All I wanted to do was get outside somewhere and run and scream at the top of my lungs. I kept thinking I would feel better, so much better, if I could do that. But I can assure you there is no good place around the hospital for running and screaming. I didn’t think being arrested would help my situation so I swallowed my screams. But they were reverberating in my head. I couldn’t understand how I was walking and speaking calmly with that going on.

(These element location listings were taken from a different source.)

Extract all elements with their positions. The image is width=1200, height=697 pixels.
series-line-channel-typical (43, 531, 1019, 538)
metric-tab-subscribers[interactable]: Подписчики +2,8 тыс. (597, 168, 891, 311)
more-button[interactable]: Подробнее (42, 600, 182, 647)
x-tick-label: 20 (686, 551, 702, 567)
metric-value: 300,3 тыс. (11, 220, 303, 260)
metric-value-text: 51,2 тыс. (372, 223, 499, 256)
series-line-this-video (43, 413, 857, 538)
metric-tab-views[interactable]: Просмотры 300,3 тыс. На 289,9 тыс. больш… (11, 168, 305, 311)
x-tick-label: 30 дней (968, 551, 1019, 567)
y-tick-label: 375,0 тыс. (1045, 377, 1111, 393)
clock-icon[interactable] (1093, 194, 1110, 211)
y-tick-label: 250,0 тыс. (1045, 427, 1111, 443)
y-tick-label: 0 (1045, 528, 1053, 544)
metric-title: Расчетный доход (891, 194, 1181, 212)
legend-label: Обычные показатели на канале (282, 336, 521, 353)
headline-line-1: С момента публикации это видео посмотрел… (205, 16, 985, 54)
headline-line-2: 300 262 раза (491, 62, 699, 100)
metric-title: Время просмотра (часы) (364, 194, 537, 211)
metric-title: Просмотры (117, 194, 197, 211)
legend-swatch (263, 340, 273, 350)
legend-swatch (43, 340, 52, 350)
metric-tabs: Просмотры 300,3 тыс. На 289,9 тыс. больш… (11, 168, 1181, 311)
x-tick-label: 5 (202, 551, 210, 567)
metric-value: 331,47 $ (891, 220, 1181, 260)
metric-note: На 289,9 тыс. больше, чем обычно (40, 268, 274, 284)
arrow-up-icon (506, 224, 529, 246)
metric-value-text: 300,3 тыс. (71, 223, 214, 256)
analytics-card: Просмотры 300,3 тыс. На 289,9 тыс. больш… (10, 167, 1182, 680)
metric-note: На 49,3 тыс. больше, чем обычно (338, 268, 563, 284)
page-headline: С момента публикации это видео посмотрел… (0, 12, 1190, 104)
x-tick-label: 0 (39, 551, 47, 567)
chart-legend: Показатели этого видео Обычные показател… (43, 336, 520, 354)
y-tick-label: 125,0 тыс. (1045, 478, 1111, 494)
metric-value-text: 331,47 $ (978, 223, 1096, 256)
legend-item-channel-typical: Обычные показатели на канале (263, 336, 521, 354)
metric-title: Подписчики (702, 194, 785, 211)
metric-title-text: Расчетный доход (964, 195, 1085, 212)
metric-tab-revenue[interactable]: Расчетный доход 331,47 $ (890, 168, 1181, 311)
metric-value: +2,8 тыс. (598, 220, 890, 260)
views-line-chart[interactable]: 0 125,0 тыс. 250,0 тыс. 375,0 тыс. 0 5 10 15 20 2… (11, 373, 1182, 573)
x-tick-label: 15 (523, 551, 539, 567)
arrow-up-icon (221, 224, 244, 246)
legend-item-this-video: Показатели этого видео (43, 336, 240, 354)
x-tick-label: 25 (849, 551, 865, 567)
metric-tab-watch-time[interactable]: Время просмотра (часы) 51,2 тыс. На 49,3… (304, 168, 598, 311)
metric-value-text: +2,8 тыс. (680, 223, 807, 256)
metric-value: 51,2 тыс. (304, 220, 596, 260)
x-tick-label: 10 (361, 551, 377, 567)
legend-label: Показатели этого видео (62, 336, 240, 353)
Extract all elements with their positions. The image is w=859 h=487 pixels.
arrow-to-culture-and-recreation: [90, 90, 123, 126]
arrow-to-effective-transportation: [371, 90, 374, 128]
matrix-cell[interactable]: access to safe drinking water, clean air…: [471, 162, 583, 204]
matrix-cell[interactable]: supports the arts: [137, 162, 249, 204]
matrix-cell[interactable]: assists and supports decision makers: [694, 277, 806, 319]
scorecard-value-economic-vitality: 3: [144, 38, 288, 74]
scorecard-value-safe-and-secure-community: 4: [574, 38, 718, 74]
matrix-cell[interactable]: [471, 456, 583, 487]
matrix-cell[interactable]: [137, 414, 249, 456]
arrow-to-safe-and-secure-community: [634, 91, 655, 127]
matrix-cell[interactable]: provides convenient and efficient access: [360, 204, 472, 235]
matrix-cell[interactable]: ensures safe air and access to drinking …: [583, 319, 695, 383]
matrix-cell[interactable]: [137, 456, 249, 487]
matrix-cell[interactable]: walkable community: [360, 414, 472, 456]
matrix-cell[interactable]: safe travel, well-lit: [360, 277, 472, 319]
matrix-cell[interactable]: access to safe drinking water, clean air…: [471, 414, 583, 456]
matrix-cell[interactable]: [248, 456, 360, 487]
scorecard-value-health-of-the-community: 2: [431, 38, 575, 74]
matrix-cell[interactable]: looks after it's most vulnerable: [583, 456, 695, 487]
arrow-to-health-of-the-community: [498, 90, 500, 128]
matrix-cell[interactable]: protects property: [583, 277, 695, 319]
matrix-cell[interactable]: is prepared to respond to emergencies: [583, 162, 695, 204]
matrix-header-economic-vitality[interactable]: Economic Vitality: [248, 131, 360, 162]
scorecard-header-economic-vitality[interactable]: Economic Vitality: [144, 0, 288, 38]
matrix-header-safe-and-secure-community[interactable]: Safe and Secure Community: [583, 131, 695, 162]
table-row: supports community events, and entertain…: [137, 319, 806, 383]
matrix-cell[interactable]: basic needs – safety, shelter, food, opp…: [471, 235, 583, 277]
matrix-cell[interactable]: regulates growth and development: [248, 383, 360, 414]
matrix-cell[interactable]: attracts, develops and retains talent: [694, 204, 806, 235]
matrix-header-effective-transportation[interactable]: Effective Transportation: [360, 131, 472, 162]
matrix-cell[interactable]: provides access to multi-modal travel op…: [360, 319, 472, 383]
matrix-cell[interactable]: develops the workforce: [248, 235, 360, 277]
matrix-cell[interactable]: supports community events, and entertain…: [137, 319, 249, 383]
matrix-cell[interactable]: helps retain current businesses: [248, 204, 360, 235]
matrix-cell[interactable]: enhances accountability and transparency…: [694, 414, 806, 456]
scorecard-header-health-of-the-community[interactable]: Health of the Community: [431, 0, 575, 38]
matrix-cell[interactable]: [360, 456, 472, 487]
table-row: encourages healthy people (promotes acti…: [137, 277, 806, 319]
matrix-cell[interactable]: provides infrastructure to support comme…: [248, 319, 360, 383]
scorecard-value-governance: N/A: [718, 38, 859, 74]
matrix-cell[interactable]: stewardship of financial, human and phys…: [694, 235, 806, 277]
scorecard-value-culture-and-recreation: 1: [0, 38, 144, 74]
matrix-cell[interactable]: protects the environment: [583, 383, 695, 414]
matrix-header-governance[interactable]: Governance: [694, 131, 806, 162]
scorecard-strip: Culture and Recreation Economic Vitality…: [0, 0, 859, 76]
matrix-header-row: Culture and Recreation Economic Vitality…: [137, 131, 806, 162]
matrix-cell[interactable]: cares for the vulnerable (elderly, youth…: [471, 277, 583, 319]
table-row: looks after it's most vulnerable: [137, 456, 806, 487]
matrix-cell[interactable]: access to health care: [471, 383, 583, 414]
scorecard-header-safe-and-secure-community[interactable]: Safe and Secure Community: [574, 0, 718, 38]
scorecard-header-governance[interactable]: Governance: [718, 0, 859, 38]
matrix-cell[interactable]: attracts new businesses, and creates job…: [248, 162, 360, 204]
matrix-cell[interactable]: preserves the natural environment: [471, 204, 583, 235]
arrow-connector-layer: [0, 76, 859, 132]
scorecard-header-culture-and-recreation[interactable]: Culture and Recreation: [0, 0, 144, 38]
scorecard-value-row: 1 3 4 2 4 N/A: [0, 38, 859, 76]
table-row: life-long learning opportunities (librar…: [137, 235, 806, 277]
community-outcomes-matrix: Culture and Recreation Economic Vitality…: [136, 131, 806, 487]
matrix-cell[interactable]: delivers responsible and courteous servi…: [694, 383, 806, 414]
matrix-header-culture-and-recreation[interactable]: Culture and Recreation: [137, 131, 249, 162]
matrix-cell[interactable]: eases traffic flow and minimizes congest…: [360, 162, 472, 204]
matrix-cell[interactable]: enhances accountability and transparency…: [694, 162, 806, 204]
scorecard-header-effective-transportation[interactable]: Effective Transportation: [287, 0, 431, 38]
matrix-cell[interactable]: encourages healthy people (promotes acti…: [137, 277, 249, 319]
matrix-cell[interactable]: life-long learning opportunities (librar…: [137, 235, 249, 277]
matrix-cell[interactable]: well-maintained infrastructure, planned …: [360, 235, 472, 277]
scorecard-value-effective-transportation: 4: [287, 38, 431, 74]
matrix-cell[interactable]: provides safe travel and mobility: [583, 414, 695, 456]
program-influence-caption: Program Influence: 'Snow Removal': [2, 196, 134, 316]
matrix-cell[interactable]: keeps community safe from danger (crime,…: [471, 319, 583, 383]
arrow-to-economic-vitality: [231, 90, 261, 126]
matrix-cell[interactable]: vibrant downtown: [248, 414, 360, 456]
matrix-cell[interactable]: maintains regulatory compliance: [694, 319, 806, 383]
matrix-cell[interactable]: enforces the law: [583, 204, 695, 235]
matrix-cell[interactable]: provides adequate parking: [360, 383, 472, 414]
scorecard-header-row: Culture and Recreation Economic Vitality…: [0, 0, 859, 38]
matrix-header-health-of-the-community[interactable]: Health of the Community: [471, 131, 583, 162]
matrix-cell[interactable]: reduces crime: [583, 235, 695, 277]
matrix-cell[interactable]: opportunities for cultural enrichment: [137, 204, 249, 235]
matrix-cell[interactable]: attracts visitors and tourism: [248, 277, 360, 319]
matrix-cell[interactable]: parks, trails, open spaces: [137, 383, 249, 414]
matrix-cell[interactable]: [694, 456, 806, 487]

Before we left the gynecologist’s office I realized that I didn’t have to be on Weight Watchers for one more minute. I started yoga last April and loved it and then started WW in May. I’d managed to lose 28 pounds and had another eight or so to go. Suddenly counting points and keeping track of my food seemed completely irrelevant. I figured if I’m going to die I might as well eat and drink what I want. So here was a bright spot! We went to Bojangles Chicken for lunch. I actually managed to eat a piece of fried chicken and drink sweet tea. We had to call our son and tell him what was happening. At this point no one else knew.